The best time to drug test is in the morning just as the child has awakened and before he has had a chance to go to the bathroom. That’s because a favorite line of drug addicts is, “I just peed, I don’t have any more in me.” Also, the urine is more concentrated in the morning and will test well. I’m not sure if you could ever drink enough water to dilute the test but I think my son has tried that. Since all drug testing should be done randomly, morning time keeps the child from being able to “prepare” for it. For instance, he could buy fake urine at a Head Shop to mess up the test. I know, your sweet innocent child would never do that, but you have to stay a step ahead of those who would.
Once I sent my son into the bathroom by himself and expected him to give me a mellow yellow unadulterated sample. He diluted the specimen with toilet water and the test came out negative. Now I go into the bathroom with him and stand there and watch. I don’t want to turn my back for fear some shenanigans will go on that will ruin the test. It took me far too long but I am finally done with modesty and rights.
If you are just starting out as a drug tester, the best way to do it is to hand the child the cup to pee in, stand with him in the bathroom and turn your back. The earlier you start and the better your relationship, the less the awkwardness.
It will help if you can keep it light while you’re testing. “Oh, I know, this is SO embarrassing. I can hardly stand it myself!” You can do that better when they’re young. It might get a little harder when they’re older, but it is still imperative to be a drug testing parent.
Your older children are especially not going to be excited about this new regime. “Yeah, Mom. Wow, you are so progressive. Yes, please, please let us be a drug testing family. I can hardly wait.”
Their goal will be to make you feel stupid. You can act tentative about drug testing if you want, but that won’t help. Take back the reins. Drive this parenting wagon and gallop it down the road to freedom. Be strong. Take courage from other parents who have finally seen the light after being herded unceremoniously into a very long and very dark tunnel. You do not want to go there.
It is never too late to start a new pattern. They’ll fight you on it, but when you have confidence in yourself and your parenting skills, you won’t cower under their bullying: “Get out of here! I’m not going to pee right here in front of you! What are you thinking? You don’t trust me, do you? Nobody else’s parents do this. This is so lame. You’re crazy. I’m not doing it.”
Like I say, it is a lot better to start when they’re young but it is crucial as they get older.

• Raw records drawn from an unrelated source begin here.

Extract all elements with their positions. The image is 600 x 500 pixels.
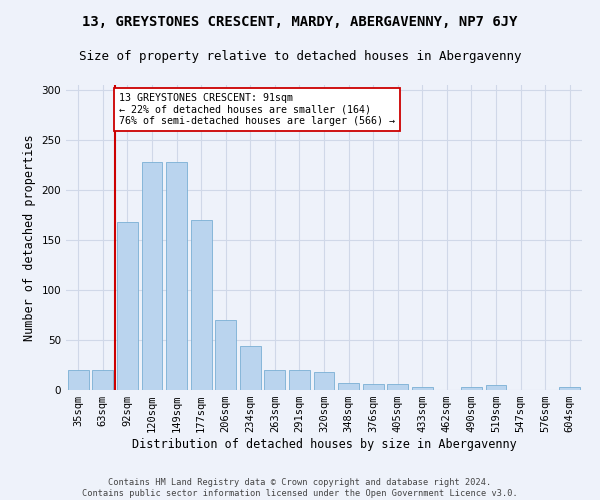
Bar bbox=[362, 384, 383, 390]
Bar bbox=[68, 370, 89, 390]
Bar bbox=[338, 383, 359, 390]
Bar bbox=[265, 370, 286, 390]
Bar bbox=[166, 162, 187, 390]
Bar bbox=[92, 370, 113, 390]
Text: 13 GREYSTONES CRESCENT: 91sqm
← 22% of detached houses are smaller (164)
76% of : 13 GREYSTONES CRESCENT: 91sqm ← 22% of d… bbox=[119, 93, 395, 126]
Bar bbox=[289, 370, 310, 390]
Text: Size of property relative to detached houses in Abergavenny: Size of property relative to detached ho… bbox=[79, 50, 521, 63]
Bar bbox=[412, 387, 433, 390]
X-axis label: Distribution of detached houses by size in Abergavenny: Distribution of detached houses by size … bbox=[131, 438, 517, 451]
Text: Contains HM Land Registry data © Crown copyright and database right 2024.
Contai: Contains HM Land Registry data © Crown c… bbox=[82, 478, 518, 498]
Bar bbox=[461, 387, 482, 390]
Bar bbox=[485, 385, 506, 390]
Bar bbox=[142, 162, 163, 390]
Bar bbox=[240, 346, 261, 390]
Y-axis label: Number of detached properties: Number of detached properties bbox=[23, 134, 36, 341]
Bar bbox=[314, 372, 334, 390]
Text: 13, GREYSTONES CRESCENT, MARDY, ABERGAVENNY, NP7 6JY: 13, GREYSTONES CRESCENT, MARDY, ABERGAVE… bbox=[82, 15, 518, 29]
Bar bbox=[559, 387, 580, 390]
Bar bbox=[215, 320, 236, 390]
Bar bbox=[117, 222, 138, 390]
Bar bbox=[387, 384, 408, 390]
Bar bbox=[191, 220, 212, 390]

Drug testing will catch the big stuff like marijuana and heroin and Meth. It will catch pain killers that doctors seem to hand out like M & M’s and the rightful prescriptees like to sell. But it won’t catch everything. You could test your child every day and it wouldn’t protect him against sniffing paint or huffing computer cleaner. So along with the testing, you’ll need to continually educate him after first educating yourself.
Had I known about and used drug testing early, it could have saved our family an exorbitant amount of grief and a wonderful boy’s promising future.
Drug testing is a tool. It gives your child a way out and you a partial report card of their progress. Use it!